Durant des heures , sur le parvis d’un église bastiaise : une femme immobile, vêtue en serveuse de bar, ligotée au pied d'une potence, bâillonnée avec des billets de banque, avec une représentation de sang sur ses habits. Il s’agit d’une « performance anti-mafia » explique l’intéressée. « Performance » car, dit-elle, pour une danseuse, devoir rester immobile, est s’imposer une grande violence. Pourquoi cette action ? Réponse : notamment après les incendie criminels ayant détruit deux établissements bastiais, dénoncer en l’imageant, la violence vécue par la population corse. Happening certes méritoire et impactant mais qui aussi, malheureusement, est à double tranchant car il rappelle notre impuissance durable face à violence criminelle.

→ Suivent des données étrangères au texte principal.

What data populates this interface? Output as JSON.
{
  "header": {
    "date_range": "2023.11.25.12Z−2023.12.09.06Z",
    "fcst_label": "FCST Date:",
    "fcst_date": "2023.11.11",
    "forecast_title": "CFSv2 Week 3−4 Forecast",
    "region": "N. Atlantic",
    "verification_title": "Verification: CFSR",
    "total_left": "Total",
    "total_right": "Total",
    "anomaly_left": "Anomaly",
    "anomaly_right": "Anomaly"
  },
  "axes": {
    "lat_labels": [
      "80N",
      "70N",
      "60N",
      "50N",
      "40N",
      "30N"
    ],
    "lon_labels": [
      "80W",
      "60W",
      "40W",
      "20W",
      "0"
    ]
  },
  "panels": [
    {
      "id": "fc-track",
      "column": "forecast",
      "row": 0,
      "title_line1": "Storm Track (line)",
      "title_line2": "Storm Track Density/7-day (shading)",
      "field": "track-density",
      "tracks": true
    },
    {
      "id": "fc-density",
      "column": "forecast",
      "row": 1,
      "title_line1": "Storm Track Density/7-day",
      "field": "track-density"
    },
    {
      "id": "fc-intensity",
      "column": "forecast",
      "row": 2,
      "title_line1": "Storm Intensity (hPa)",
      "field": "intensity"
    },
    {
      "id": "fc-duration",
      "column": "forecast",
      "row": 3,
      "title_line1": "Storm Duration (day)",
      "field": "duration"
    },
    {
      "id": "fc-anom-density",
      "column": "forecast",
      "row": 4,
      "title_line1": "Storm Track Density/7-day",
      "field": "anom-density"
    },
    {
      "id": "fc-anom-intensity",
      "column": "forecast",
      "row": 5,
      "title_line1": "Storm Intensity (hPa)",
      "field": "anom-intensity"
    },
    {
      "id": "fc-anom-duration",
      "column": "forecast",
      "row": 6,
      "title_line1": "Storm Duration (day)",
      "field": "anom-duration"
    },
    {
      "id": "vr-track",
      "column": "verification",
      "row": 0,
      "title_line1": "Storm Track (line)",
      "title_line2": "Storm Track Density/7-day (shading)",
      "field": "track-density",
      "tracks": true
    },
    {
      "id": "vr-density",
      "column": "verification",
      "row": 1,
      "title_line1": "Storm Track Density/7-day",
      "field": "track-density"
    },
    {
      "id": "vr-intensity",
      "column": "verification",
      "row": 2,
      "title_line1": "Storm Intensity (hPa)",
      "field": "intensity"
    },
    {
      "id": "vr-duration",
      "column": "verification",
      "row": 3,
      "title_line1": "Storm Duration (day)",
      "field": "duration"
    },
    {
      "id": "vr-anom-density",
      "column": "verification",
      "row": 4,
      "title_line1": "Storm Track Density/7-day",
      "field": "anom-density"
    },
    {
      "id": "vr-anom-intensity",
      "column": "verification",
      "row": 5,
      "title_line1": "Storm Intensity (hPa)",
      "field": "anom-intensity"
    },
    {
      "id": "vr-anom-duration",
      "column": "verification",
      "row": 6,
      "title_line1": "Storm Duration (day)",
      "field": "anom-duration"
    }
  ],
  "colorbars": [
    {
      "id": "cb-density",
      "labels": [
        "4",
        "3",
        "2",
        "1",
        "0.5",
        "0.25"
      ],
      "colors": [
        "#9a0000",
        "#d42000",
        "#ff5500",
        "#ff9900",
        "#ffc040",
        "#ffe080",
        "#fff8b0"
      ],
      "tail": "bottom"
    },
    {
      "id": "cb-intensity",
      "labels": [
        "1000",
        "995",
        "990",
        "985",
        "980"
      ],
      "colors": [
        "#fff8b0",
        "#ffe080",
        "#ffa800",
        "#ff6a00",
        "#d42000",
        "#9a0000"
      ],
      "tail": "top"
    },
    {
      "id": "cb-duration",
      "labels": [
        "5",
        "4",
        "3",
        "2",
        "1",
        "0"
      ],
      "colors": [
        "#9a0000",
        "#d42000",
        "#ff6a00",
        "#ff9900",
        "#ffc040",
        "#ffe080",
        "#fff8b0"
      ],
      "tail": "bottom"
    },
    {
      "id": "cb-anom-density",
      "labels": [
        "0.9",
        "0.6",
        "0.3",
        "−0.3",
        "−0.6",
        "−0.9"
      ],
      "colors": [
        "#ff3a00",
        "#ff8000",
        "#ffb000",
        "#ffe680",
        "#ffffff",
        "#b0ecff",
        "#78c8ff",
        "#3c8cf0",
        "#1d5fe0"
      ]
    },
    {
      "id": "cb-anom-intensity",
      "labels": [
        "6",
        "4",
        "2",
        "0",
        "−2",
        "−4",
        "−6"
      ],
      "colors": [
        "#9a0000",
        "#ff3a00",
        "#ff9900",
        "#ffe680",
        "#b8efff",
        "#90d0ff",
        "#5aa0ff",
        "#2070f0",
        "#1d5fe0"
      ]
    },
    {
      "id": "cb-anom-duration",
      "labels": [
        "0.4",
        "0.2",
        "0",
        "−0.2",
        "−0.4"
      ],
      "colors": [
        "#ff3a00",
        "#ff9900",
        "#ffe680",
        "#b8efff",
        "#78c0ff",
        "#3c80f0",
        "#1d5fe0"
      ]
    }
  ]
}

Le pire serait donc à venir.

Le projet de parc éolien offshore entre le Cap Corse et l'Italie (précisément entre l’île de Gorgone et le nord-est du Cap Corse) porté par le groupe industriel italien Eni, suscite désormais chez nous de multiples interrogations et protestations. Les inquiets n’ont pas fini d’être inquiets car l’Italie projette la réalisation de plus d’une dizaine de parcs éoliens offshore dont certains seraient positionnés non loin des Bocche di Bunifaziu. Le pire serait donc à venir.



L'Italia farà da sè !

L’opposition au projet de parc éolien offshore entre le Cap Corse et l'Italie se développe chez nous. Cependant, si les autorités italiennes valident le projet, il est peu probable que le groupe industriel Eni renonce. L'Italia farà da sè ! Quant à la France, elle ne fera rien.



Culture du Mezu Mezu

« Un élève pourra passer une spécialité du bac dans une langue régionale » aurait promis le ministre de l’Éducation. Mais la France dit non à la co-officialité de la langue corse et rechigne toujours à accepter les classes immersives. La culture du Mezu Mezu, ce n’est pas que Patrick Fiori, chez nous ou au stade Orange vélodrome à Marseille.



Constat

Le député La France Insoumise et président de la Commission des finances à l'Assemblée nationale Éric Coquerel, évoquant la position de son parti concernant le projet de loi constitutionnel portant autonomie de la Corse, a déclaré : « Nous regrettons qu'il n'y ait pas en même temps une loi organique parce que c'est elle qui va donner le contenu de cette autonomie ». Comme de nombreux corses, l’honorable parlementaire a constaté que la coquille Beauvau est vide.



Pas vraiment faux

Analyse caustique de Jérôme Polverini concernant le début de tir de barrage contres les parcs éoliens offshore/ Selon l’ancien conseiller exécutif, la Corse « vierge effarouchée qui rêve de l'âge de pierre dans ses moelleux canapés, se veut dérangée par les centrales électriques, les éoliennes, les grands barrages, les carrières minérales, les grands ports qui sont pour les autres, dont par voie de conséquence, elle dépend directement ou indirectement en refusant dès lors les moyens pratiques et économiques concrets de s'en affranchir un tant soit peu. Et elle continue à gémir sur son sous-développement en accusant les autres de l'y maintenir par une contrainte pseudo-coloniale ». Pas vraiment faux…



Pas vraiment sympa

Don-Marc Albertini, maire de Ghisoni, nouveau président de l'association des maires de Haute-Corse, a confié : « J’ai senti que l'association des maires de Haute-Corse avait besoin d'augmenter sa visibilité et son utilité ». Pas vraiment sympa pour son prédécesseur. D’autant que ce dernier a été durant dix neuf ans aux commandes.